M. le président Frantz Gumbs. Nous avons souhaité consacrer cette matinée à la Nouvelle-Calédonie, en recevant notamment les professionnels du droit qui œuvrent sur ce territoire.
Je rappelle que cette audition est ouverte à la presse et qu’elle est retransmise en direct sur le site de l’Assemblée nationale.
L’article 6 de l’ordonnance du 17 novembre 1958 relative au fonctionnement des assemblées parlementaires impose aux personnes entendues par une commission d’enquête de prêter le serment de dire la vérité, toute la vérité, rien que la vérité.
(M. Philippe Reuter, M. Samuel Bernard et Mme Louise Chauchat prêtent successivement serment.)
M. Philippe Reuter, bâtonnier de l’ordre des avocats du barreau de Nouméa. Votre commission d’enquête porte sur les dysfonctionnements obstruant l’accès à une justice adaptée aux besoins des justiciables ultramarins. Je peux dire d’emblée que nous ne constatons pas de dysfonctionnements importants en Nouvelle-Calédonie, mais que nous avons de véritables difficultés.
Celles-ci tiennent surtout à la géographie. La Nouvelle-Calédonie se compose d’une île principale, la Grande-Terre, qui fait 400 kilomètres de long sur 50 de large. Les îles Loyauté sont à l’est et l’île des Pins au sud.

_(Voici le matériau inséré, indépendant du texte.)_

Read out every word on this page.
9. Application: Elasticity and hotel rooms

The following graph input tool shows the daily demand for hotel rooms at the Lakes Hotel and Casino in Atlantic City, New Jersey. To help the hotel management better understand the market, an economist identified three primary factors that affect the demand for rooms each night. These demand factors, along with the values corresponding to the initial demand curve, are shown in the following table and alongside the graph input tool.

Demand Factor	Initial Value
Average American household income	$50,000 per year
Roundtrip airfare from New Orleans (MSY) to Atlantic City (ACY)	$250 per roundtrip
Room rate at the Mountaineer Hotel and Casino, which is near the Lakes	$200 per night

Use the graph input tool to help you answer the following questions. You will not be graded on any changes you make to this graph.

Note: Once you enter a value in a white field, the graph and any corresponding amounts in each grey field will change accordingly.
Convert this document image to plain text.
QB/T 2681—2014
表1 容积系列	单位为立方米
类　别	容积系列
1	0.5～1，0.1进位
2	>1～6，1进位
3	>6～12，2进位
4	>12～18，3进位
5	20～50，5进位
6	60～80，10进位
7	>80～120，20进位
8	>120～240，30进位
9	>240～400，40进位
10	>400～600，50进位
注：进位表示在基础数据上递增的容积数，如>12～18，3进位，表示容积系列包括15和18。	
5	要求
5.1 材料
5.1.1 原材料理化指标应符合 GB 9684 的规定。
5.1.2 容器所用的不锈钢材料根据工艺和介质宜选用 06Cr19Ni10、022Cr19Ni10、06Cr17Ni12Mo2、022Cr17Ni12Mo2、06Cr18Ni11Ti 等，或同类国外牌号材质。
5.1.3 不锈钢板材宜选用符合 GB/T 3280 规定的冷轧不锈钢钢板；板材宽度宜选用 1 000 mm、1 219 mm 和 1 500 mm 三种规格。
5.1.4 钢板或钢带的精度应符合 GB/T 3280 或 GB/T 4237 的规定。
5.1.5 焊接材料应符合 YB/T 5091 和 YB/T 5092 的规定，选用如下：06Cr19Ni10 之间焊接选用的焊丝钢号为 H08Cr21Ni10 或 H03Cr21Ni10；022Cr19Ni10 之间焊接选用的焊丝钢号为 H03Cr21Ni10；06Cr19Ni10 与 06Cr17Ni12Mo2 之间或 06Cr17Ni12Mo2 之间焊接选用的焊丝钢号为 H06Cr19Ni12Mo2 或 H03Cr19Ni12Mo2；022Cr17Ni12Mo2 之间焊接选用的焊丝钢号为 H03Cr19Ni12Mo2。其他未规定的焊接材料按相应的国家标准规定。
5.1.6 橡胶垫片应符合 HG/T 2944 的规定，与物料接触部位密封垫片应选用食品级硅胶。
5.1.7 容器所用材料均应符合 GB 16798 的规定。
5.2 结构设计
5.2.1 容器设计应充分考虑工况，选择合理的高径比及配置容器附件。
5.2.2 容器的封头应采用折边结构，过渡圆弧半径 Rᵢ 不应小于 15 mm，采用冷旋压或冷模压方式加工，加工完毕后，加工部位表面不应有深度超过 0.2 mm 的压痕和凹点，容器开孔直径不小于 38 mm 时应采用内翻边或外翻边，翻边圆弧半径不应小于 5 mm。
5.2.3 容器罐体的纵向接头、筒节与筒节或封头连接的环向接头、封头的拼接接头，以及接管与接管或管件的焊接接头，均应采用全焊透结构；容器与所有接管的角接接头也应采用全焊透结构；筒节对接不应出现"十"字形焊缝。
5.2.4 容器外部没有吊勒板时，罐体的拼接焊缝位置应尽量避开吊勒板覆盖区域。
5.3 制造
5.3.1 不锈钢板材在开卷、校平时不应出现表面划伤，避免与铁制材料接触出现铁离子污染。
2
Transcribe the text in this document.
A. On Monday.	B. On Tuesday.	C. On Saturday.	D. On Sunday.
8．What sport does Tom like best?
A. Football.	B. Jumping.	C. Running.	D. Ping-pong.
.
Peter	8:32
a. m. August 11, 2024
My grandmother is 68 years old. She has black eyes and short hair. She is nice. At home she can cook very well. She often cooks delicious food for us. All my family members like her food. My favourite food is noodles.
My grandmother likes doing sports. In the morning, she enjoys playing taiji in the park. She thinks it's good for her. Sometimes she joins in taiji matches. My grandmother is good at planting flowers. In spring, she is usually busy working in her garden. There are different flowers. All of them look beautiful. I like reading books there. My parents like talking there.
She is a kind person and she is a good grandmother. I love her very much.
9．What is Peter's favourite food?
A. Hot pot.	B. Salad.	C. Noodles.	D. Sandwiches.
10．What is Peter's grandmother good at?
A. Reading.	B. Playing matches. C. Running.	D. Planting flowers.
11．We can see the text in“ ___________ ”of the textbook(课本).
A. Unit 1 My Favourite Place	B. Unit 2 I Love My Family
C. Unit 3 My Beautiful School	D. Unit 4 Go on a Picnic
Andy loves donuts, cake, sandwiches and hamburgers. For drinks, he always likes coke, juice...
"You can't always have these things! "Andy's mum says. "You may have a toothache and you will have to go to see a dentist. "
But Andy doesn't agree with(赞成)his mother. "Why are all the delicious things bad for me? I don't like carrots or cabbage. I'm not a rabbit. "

Il se trouve que toutes les institutions judiciaires sont regroupées dans la capitale, Nouméa, qui est dans le Sud. C’est l’origine de toutes les difficultés. Si les populations de Nouméa et de son agglomération – soit environ 120 000 habitants sur une population calédonienne totale de 270 000 personnes – sont largement pourvues en matière d’accès au droit, il n’en est évidemment pas de même pour tous ceux qui vivent dans le reste du territoire. C’est beaucoup plus compliqué pour eux, car ils sont éloignés des centres de décision.
Il y a quelques années, on a pris acte de cette situation et on a installé une section détachée du tribunal de Nouméa à Koné et une autre à Lifou, pour être au plus près des populations. C’est une excellente chose, parce que cela permet évidemment de se rapprocher des populations et aux magistrats sur place de mieux en connaître les problèmes.
Comment le territoire est-il maillé s’agissant de l’accès au droit ? Il n’y a pas de problème à Nouméa, puisque la plupart des avocats y ont établi leur cabinet. Un avocat intervient dans les îles Loyauté. Maître Bernard est installé à Koné, où un autre cabinet dispose d’un établissement secondaire. On voit bien que ce n’est pas très satisfaisant.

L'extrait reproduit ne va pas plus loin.